All this data comes with a price. “Anytime we talk about AI and machine learning, you want to have a rich dataset that contains information from a whole host of patients,” explained Ghogawala. “Generating those numbers takes time and funding. We’ve made substantial headway but increasing the number of patients involved in our study efforts is our goal so we can have the information we need for AI development.”

Expert analysis required
The data also requires expert analysis. “That’s where real collaboration among neurosurgeons, biostatisticians and machine learning experts comes together,” Ghogawala said. “They look at the data for patterns that predict what happens next with patients. For example, you could look at a trial with 1,000 patients. In that trial, Treatment A is less effective on average than Treatment B for that population, according to the biostatisticians. When you see a new patient in your office, you realize that the patient does not fit that ‘average.’ Individual patient characteristics, expectations and desires come into play that you want to try to optimize for them. What Clinical Trials do is tell us what the average is for 1,000 patients, but we want to now use AI to understand, based on the collected data, whether the outcome predicted for Treatment A versus Treatment B is going to apply more directly to this particular patient.”

The future’s so bright
“The most exciting element is that these types of research collaborations have energized surgeons to think more about the future patient than the past patient,” said Ghogawala. “We will be able to leverage AI technology to understand the patients we’ve treated in the past, the imaging generated from those patients, and identify new patterns that allow us to treat patients better in the future and have more certainty about determining what a patient’s treatment should be.”

This all applies to patients in Minnesota. “We live in a world where we have access to global expertise,” explained Ghogawala. “The average patient in Minnesota should understand that medical care today doesn’t necessarily just stay in their local doctor’s office.

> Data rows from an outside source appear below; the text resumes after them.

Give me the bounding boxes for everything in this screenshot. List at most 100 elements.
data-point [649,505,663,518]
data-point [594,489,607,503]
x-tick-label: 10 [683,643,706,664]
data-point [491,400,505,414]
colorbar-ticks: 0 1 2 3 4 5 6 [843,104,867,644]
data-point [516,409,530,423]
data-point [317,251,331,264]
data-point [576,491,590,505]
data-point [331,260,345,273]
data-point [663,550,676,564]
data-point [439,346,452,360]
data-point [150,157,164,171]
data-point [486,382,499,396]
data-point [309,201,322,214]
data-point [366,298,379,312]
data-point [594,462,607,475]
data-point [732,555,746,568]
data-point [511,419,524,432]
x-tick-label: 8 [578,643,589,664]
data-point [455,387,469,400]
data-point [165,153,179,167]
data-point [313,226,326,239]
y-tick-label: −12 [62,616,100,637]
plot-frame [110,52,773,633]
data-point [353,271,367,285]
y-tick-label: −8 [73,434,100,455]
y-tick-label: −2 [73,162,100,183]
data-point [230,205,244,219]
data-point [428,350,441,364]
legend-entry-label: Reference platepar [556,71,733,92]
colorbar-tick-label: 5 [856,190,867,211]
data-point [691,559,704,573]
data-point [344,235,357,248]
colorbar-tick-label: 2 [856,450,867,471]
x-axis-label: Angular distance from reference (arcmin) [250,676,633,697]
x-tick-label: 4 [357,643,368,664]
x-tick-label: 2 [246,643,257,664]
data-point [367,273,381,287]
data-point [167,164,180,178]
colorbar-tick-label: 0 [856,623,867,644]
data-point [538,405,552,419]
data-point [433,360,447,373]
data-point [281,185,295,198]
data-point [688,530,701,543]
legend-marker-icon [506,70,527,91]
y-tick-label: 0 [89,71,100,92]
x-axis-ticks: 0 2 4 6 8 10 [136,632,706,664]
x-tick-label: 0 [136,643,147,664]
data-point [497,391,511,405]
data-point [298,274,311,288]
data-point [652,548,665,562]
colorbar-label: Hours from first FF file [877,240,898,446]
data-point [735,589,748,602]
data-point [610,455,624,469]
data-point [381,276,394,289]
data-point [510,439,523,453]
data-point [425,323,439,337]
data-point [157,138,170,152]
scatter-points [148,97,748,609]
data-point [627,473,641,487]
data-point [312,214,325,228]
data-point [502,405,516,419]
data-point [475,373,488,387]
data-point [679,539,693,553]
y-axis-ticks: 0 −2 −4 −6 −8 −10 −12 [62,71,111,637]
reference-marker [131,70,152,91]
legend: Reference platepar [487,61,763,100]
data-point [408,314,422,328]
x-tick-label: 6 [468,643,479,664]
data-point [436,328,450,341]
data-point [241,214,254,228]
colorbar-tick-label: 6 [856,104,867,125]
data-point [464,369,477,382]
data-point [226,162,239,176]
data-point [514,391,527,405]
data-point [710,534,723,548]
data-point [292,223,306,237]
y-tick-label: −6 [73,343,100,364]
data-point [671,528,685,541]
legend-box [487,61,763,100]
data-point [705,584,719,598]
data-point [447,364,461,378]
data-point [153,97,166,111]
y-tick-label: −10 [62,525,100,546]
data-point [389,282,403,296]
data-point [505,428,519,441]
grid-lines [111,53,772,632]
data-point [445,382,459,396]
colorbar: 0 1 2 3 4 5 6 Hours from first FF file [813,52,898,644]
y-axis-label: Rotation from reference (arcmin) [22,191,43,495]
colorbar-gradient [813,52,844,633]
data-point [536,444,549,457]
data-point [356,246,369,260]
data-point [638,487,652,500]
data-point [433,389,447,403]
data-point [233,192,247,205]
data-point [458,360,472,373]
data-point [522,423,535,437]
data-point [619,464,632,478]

Their doctor should be able to access global expertise when determining a treatment approach. This is a step in that direction where we can connect patients to doctors in different parts of North America and the world.

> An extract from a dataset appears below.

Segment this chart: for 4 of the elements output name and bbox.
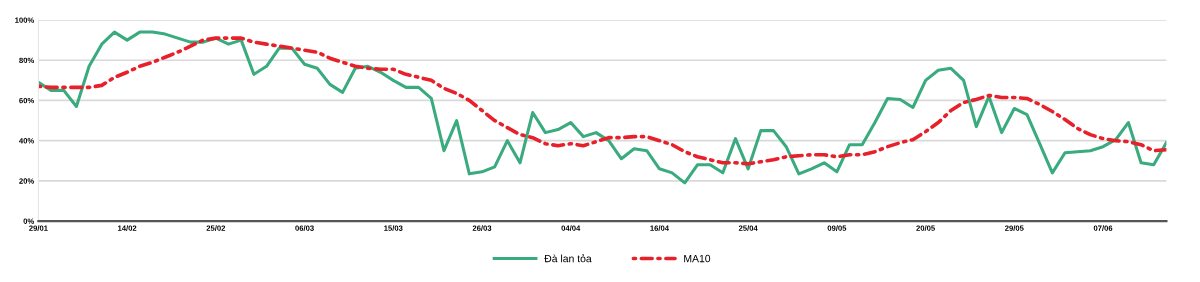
line-series <box>38 36 1167 166</box>
line-series <box>38 30 1167 185</box>
legend-label: Đà lan tỏa <box>544 254 592 263</box>
legend-label: MA10 <box>684 254 711 263</box>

The most important relationship
“I’m a big proponent of obtaining multiple opinions and getting global expertise about what we should do for patients to optimize their outcomes.” Ghogawala continued. “That said, I think there is nothing more important than the individual doctor/patient relationship. Your doctor is still the most important person in making your medical decisions. But we now have a system that enables your doctor to access global expertise and bring that knowledge to their office so they can sit down with you and make better decisions.”


More about Global Opinions
The Study Group collaborators want more physicians involved to make the registry available to all their patients. “It requires a certain amount of effort by the physician to get their patients enrolled in these projects,” said Ghogawala. “Our hope is that by publishing the results of our studies, more physicians will want to help collect these types of data and to have their own patients participate in improving the overall quality of patient care.”

Want to participate in this work? Go to www.NidusAI.com (a research platform that allows patients to speak to their doctors about getting their information uploaded in order to get multiple global opinions about spinal problems).

More about the Haines Family Lectureship on Clinical Research in Neurosurgery
In 2011, to recognize the importance of work being done in evidence-based neurosurgery and to bring outstanding practitioners of high quality clinical research to the department, recognize the visitor’s accomplishments, and stimulate more high quality clinical research, Neurosurgery Department Professor Stephen Haines, MD, and his late father, neurosurgeon Gerald Haines, MD, endowed the Haines Family Lectureship in Clinical Neurosurgical Research. The lecture brings a recognized authority to the U of M Neurosurgery Department each year to interact with residents and faculty and give a lecture to the Minnesota neurosurgical community.